Any help is sincerely appreciated. Thanks in advance.
It turns out that I might not need the equality $I=\operatorname{Ker}(R\rightarrow\prod\limits_{\mathfrak p\in V(I)}R_{\mathfrak p})$ to show that $I$ is determined by $V(I)$.
Define $K=\operatorname{Ker}(R\rightarrow\prod\limits_{\mathfrak p\in V(I)}R_{\mathfrak p})$, and $J=\left\{x\in R\mid x\in xK\right\}$. We would like to show that $I=J$, and hence $I$ is indeed determined by $V(I)$ alone.
As stated in the question, if $x\in K$, then $\forall\mathfrak p\in V(I)$, we know $\exists y\not\in\mathfrak p$ such that $xy=0$. Hence $x\in\bigcap\limits_{\mathfrak p\in V(I)}\mathfrak p=\sqrt I$, and it follows that $K\subseteq\sqrt I$.
Now we show that $J$ is an ideal containing $I$. From Stacks Project Lemma 10.107.2, we know that $\forall x\in I$, $x\in xI\subseteq xK$, thus $I\subseteq J$ follows from the definition.

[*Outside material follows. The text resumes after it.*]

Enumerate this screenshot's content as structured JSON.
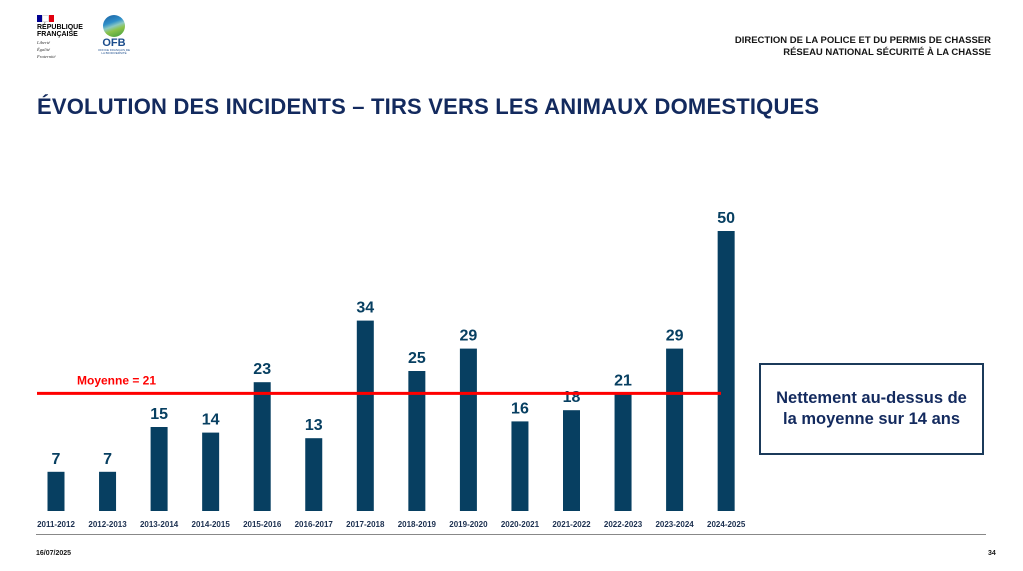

Next let $x,y\in J$. Take $f,g\in K$ such that $x=xf,\,y=yg$. Then we see that $(x+y)=(x+y)(f+g-fg)$ by a simple calculation, so $x+y\in J$ as well. And for any $r\in R$, it is obvious that $rx\in J$. Thus $J$ is an ideal of $R$ containing $I$.
Finally we show that $I=J$.
Take $x\in J$. By definition, $x=xk$ for some $k\in K$. Hence $x=xk=xk^2=\cdots=xk^n,\,\forall n\in\mathbb N$. As we observed in the beginning, $K\subseteq\sqrt I$, so $\exists n\in\mathbb N$ such that $k^n\in I$. It follows that $x=xk^n\in I$. Therefore $I=J$ as we wanted to show.
Hope this helps other confused people.